A dashboard can show you the data and still miss the pattern. A biomarker can be “not catastrophic” and still be a terrain alarm. A normal hemoglobin does not erase a ferritin problem. A clean-looking lifestyle does not mean the immune system is coherent. A strict protocol does not guarantee that every tissue compartment is absorbing, converting, tolerating, and communicating properly.
Autoimmune gastritis is often quiet, may be delayed in diagnosis, and is associated with iron deficiency, later B12 deficiency, and increased risk of gastric adenocarcinoma and gastric neuroendocrine tumors, which is why monitoring matters. Current conventional management focuses on deficiency replacement and surveillance rather than reversal of the autoimmune process itself.
But that does not mean the only intelligent response is passive management.
It means we need a better map.
A better map would not begin with “eat meat” or “go keto” or “take this supplement” or “accept defeat.” It would begin with pattern recognition:
Persistent low ferritin that does not correct is not just a nutrient problem. It is an absorption, demand, loss, inflammation, and regulation question.
Autoimmunity in one tissue is not isolated. Thyroid plus gastric autoimmunity points toward a wider immune-tolerance.

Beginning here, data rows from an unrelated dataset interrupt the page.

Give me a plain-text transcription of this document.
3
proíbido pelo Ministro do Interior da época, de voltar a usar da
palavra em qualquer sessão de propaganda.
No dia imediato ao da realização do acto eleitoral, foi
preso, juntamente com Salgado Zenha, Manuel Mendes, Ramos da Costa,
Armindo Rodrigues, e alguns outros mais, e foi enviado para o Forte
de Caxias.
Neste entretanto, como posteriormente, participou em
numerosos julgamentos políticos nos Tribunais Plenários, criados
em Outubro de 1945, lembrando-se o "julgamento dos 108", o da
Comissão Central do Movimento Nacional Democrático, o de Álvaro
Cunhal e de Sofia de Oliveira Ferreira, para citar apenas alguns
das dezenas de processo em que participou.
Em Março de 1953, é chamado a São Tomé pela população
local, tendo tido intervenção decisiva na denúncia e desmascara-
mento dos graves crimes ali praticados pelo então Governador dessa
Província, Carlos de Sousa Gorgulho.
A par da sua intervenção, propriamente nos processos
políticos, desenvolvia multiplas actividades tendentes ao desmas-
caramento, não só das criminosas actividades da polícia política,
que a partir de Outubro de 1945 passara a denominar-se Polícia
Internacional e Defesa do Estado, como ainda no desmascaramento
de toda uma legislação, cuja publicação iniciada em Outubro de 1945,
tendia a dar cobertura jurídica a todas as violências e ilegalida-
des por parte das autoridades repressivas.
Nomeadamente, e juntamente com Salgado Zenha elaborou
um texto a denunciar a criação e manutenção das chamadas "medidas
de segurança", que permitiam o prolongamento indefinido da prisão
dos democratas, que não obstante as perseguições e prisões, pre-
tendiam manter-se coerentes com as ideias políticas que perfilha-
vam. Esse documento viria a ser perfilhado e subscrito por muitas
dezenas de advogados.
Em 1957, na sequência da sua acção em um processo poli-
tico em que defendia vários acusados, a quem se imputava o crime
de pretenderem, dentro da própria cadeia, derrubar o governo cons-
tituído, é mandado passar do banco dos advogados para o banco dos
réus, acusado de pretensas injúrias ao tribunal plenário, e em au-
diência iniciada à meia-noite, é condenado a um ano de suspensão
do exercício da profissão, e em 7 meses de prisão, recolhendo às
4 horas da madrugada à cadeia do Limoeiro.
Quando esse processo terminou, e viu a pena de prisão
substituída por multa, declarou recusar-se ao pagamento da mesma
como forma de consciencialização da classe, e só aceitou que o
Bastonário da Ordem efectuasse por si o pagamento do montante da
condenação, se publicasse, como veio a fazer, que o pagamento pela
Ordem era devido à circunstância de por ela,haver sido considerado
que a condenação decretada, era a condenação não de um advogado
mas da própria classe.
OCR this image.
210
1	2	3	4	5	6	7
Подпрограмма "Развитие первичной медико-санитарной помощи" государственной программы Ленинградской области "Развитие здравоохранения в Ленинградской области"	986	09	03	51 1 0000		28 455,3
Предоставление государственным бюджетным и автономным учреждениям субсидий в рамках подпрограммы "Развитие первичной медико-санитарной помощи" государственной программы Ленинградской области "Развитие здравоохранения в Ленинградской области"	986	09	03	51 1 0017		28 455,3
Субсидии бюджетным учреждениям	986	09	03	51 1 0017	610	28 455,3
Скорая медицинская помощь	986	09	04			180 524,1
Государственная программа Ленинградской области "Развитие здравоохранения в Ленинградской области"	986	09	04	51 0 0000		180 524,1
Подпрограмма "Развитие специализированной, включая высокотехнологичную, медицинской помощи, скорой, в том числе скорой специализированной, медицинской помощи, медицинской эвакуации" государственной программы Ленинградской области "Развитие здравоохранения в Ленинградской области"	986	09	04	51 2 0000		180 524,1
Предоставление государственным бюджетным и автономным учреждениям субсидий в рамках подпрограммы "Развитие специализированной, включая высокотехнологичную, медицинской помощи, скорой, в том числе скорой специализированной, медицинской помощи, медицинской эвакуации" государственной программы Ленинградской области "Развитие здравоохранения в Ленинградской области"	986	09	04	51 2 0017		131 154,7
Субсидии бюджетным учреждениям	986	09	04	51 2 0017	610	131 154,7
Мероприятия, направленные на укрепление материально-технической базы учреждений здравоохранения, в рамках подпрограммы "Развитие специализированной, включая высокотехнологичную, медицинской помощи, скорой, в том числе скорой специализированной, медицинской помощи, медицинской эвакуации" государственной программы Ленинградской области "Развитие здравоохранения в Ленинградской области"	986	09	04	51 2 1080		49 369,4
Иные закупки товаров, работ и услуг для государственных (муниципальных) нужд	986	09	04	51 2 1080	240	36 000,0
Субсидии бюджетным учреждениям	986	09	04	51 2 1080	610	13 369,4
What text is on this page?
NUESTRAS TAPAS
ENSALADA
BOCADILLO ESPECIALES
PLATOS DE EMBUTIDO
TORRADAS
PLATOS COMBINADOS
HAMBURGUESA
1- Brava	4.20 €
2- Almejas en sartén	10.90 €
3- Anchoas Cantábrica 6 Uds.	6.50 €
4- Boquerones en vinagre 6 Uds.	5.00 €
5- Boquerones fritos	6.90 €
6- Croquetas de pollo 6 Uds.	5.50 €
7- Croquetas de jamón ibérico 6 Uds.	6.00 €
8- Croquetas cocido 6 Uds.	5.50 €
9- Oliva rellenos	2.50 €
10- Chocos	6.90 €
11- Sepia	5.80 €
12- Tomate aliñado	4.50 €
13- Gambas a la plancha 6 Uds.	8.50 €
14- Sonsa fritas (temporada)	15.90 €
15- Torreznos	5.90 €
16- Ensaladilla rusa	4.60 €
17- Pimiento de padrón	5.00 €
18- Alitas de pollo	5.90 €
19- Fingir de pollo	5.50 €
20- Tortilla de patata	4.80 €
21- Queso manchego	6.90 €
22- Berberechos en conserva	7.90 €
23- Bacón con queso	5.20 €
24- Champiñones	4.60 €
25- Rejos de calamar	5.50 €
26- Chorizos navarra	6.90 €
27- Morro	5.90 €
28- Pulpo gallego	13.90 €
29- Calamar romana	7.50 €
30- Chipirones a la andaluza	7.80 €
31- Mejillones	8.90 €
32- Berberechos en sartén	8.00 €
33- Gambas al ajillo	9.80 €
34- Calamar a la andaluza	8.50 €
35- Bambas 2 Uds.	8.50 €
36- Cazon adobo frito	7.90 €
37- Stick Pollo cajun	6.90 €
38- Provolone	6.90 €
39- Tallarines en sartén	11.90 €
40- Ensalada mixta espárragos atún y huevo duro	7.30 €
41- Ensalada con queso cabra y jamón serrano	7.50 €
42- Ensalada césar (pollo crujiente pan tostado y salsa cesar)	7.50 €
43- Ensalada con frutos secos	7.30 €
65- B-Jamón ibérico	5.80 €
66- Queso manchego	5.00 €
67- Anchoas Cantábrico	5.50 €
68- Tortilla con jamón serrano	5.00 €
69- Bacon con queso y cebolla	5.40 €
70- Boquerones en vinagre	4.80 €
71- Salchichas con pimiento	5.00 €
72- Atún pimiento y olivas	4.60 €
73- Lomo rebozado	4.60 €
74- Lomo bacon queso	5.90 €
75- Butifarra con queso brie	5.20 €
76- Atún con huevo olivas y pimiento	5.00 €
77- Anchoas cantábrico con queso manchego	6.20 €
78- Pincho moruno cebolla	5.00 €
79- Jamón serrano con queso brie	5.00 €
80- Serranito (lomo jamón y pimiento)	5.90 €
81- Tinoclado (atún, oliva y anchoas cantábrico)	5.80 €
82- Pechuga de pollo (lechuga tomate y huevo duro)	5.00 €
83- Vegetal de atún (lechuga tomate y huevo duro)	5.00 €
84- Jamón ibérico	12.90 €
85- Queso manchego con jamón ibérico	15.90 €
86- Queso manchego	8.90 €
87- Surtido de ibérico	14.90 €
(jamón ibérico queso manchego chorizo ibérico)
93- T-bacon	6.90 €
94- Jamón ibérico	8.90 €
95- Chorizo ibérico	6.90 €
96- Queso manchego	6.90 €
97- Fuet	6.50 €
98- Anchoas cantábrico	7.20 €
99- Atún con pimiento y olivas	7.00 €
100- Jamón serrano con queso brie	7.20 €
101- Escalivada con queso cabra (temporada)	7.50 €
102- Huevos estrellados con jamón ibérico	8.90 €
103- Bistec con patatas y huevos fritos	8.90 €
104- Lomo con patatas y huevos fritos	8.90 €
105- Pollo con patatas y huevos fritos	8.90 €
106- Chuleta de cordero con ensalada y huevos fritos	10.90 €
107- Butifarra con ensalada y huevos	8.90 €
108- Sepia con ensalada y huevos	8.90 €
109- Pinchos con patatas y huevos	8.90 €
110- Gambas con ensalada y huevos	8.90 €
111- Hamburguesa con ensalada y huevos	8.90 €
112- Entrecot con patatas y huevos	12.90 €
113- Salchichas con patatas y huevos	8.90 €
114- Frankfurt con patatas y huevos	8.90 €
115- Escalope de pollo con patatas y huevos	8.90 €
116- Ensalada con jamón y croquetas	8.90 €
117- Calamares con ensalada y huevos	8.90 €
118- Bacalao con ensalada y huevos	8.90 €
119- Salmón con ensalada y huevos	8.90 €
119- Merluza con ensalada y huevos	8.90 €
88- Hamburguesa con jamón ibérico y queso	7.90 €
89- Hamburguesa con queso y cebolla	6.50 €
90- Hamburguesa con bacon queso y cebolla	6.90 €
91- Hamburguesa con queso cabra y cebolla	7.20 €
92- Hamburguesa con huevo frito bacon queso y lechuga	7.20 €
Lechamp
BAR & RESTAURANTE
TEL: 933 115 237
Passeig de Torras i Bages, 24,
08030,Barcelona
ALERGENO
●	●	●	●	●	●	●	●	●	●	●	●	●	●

Low stomach acid is not merely digestive. It changes mineral availability, microbial ecology, protein breakdown, gut signaling, and downstream resilience.
No symptoms does not equal no disease. Silent drift is still drift.
The real failure is not that Bryan Johnson got AIG. The body is complex, and even extreme measurement does not make a person immune to biology. The failure would be using his diagnosis to preach our favorite ideology instead of asking what the pattern teaches.
Keto may help some. Carnivore may help some. Plant-based may help some. Iron infusions may be necessary. B12 replacement may be necessary. Thyroid optimization may be necessary. Endoscopic surveillance may be necessary. Immune modulation may become the future.
But none of those are the whole story.
The body is not asking for allegiance to a diet tribe. It is asking from you how it can best stay alive in its current pattern, and environment.
Bryan’s reveal should not become another internet food war. It should become a better diagnostic conversation: how do we detect quiet loss of tolerance before tissue damage becomes obvious? How do we track weak signals before they become named diseases? How do we distinguish a marker from a mechanism, a trigger from a terrain, and a correction from a cure?
Everyone has a dojo. Everyone has a theory.
The next level is not picking one.
The next level is knowing when each lens is seeing part of the elephant — and when the elephant is the field itself.